Don't iterate over the output of find. The problem you are experiencing is a typical consequence of that.

Your example is a bit tricky due to the file renaming. One not very efficient but safe way to do it is with the -exec option of find, and an additional sh per each file, like this:

find . -type f -iname "*.jpg" -exec sh -c 'echo convert "$1" -resize 800x800\> /home/user/thumbs/"${1%.jpg}_thumb.jpg"' -- {} \;

If you didn't mind using the same name (with .jpg suffix instead of _thumb.jpg), then this simple form would work, and be much more efficient:

find . -type f -iname "*.jpg" -exec echo convert "{}" -resize 800x800\> /home/user/thumbs/"{}" \;

I added echo statements there to check the output before executing the commands. Remove them if the output looks good.

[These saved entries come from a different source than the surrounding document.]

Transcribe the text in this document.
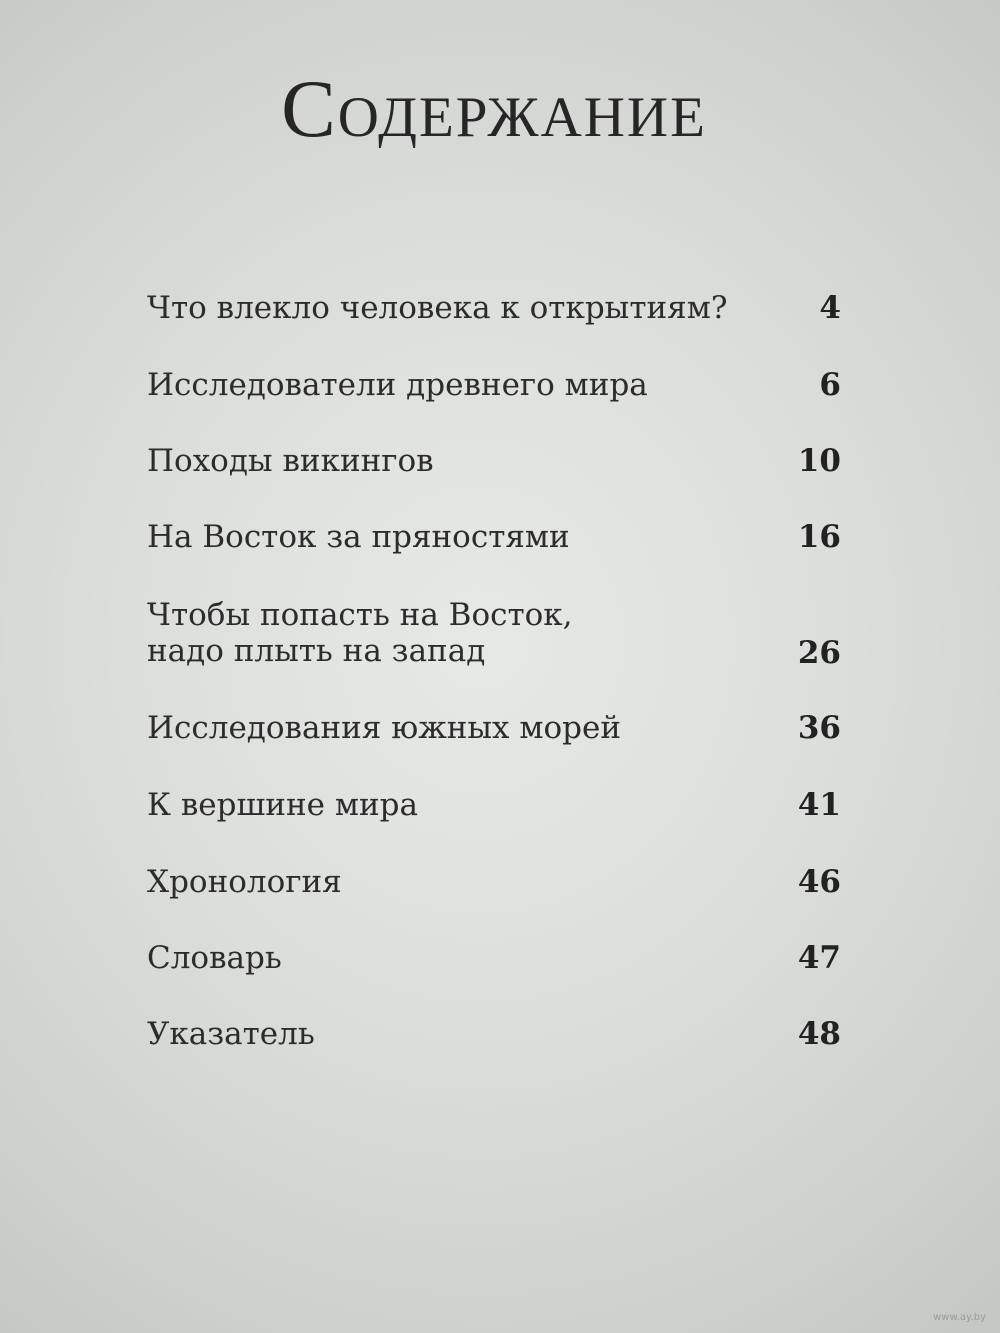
Содержание
Что влекло человека к открытиям?	4
Исследователи древнего мира	6
Походы викингов	10
На Восток за пряностями	16
Чтобы попасть на Восток,
надо плыть на запад	26
Исследования южных морей	36
К вершине мира	41
Хронология	46
Словарь	47
Указатель	48
www.ay.by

You could use more advanced options like -set combined with percent escapes (namely %t to extract the filename without directory or extension) to do the resize, rename and move of each file with a single convert invocation:

find . -type f -iname \*.jpg -exec convert {} -resize 800x800\> \
-set filename:name '%t' '/home/user/thumbs/%[filename:name]_thumb.jpg' \;

In your solution the file names got split on the default $IFS which includes spaces.

Try the following:

while IFS= read -rd '' f; do

    convert ./"$f" -resize 800x800\> ./"${f%.jpg}_thumb.jpg"
    mv ./"${f%.jpg}_thumb.jpg" /home/user/thumbs/

done < <(find . -type f -iname "*.jpg" -print0)

The find prints the file names separated by null bytes (\0) and using -d '' you set the delimiter of read to the same.